Flour. Oil. Water. Salt.
Four ingredients. That’s all it takes to make matzah.
Matzah can be made quickly. It is the food of the Passover, the final meal before leaving Egypt (Mitzrayim: the narrow place), in haste. Matzah reminds us of God’s provision to go forth from the place of enslavement we thought we would be stuck in forever.
Matzah is a bread without extras. It is a word rooted in matsas, meaning to drain out. It doesn’t have yeast or nuts or sugar- it contains only the simplest of nourishment. Matzah separates our wants from our needs- and gives us what we need.
Matzah is a reminder of what is essential. It invites us to think about the bread what kind of bread we are hungry for.
In Hebrew, the word for bread is lechem, rooted in lacham- to battle or go to war.
How often does our hunger lead us to the bread of war? To the scarcity mindset that says we have to fight for our provision? That there are only so many pieces of the pie? That there isn’t enough to go around? That our wants are our needs? That we need more, and have to take up arms or push for control in order to have it?
Matzah is a different kind of bread.
“You shall eat no leavened bread with it. Seven days you shall eat matzah, the bread of affliction—for you came out of the land of Egypt in haste—that all the days of your life you may remember the day when you came out of the land of Egypt.” - Deuteronomy 16:3
Matzah is not the bread of war- it is the bread of anah- affliction, humility, or poverty. Matzah is a bread that tells us we don’t have to join the powers that fight for more- we can join those that leave in faith that the bread we have is enough.
Matzah asks us to examine the cost of living in the narrow places of oppression- and to remember that there is another way. That God is inviting us to freedom. That we can trust that we will be given what we need. That humans do not need to be treated as commodities or barriers. That there is enough provision to go around.
When the Messiah comes, Luke tells us he is born in Bethlehem- the house of bread. But he is born into poverty. His life, even from the very beginning, challenges us with a question: what kind of bread will I build my house upon?
The day before his death, that same Messiah eats a Passover meal...
“And as they were eating, he took bread, and after blessing it broke it and gave it to them, and said, ‘Take; this is my body.’” - Mark 14:22
Jesus holds up matzah, the bread of humility, and says, “This is me. Eat this bread.” Join me in remembering what is essential. Be fed from my example. Ingest a way of being that refuses to treat humans as anything other than beloved.
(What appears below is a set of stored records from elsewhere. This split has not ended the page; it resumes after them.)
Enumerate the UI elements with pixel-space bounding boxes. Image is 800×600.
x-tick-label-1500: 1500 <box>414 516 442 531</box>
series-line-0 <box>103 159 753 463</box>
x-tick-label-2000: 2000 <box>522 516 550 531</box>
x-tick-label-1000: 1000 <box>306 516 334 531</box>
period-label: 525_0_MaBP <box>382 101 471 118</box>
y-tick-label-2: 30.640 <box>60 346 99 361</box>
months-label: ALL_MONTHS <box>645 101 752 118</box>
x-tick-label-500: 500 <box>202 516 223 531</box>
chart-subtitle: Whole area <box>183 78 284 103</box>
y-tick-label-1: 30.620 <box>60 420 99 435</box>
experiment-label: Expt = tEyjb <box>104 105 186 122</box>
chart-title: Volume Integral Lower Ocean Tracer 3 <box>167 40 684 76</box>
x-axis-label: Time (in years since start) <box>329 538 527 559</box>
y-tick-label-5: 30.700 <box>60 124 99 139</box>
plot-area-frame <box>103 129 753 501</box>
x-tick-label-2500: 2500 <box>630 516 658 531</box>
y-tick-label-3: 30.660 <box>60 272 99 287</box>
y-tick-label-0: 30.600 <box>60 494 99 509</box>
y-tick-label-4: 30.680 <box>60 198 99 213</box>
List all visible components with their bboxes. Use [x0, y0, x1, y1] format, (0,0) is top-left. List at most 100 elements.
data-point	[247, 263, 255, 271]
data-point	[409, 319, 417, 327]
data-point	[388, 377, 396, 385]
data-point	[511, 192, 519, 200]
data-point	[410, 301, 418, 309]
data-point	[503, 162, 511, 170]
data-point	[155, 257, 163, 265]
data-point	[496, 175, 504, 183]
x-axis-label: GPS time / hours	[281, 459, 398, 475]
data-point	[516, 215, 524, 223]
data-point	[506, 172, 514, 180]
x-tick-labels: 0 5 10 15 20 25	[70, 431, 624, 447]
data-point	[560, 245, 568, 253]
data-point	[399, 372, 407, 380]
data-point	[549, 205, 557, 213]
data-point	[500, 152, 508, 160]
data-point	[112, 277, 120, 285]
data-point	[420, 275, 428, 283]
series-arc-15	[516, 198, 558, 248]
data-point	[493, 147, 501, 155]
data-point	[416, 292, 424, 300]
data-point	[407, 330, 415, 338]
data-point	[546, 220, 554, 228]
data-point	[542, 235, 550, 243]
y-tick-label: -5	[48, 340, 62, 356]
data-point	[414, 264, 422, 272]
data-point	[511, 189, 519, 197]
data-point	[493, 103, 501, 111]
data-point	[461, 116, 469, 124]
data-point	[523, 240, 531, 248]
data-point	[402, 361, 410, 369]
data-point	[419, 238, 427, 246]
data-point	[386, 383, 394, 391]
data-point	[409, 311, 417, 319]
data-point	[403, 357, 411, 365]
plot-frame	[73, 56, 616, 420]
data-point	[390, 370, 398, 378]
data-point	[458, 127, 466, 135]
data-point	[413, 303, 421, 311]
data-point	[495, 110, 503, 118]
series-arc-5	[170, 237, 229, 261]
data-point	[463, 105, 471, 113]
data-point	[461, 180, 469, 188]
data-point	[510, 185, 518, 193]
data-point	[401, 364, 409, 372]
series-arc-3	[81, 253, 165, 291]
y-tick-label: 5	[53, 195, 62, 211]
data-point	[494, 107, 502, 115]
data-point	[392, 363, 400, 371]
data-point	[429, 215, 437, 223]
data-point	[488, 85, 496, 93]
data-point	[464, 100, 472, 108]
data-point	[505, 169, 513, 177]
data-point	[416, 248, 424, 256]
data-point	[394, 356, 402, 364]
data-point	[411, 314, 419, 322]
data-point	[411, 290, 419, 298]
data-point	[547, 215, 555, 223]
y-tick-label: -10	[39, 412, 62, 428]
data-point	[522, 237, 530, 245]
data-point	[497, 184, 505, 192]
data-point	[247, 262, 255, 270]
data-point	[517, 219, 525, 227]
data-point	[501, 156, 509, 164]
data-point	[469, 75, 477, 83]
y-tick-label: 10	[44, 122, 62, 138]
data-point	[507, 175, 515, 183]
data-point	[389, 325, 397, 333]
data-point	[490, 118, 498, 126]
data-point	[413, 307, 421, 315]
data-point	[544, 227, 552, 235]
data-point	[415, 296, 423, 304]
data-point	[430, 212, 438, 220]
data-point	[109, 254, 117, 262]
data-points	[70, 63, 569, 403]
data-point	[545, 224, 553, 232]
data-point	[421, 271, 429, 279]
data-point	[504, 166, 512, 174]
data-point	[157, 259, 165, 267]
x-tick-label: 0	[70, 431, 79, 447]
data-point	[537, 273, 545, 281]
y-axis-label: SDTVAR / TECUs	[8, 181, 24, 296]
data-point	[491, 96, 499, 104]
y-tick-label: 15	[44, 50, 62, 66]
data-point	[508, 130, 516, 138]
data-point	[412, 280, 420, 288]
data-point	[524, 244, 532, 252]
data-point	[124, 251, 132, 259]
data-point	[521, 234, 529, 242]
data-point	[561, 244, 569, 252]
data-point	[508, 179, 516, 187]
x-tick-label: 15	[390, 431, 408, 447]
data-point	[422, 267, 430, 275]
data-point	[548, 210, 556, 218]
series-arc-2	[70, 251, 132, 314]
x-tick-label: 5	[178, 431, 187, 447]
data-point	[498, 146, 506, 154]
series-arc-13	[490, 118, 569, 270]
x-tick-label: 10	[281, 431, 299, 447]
Don’t fight for bread with the oppressors. Take this bread and walk out with me as we liberate the oppressed.
As we continue to celebrate Easter, may we honor Jesus by chewing on the bread he offers. Let’s continue to celebrate with the delicious food around our table. But instead of being numbed by the excess, let’s let the flavors of freedom fill our mouths. Let’s offer generosity. Let’s risk walking away from power. Let’s wonder how we can all take another step towards freedom and flourishing for all.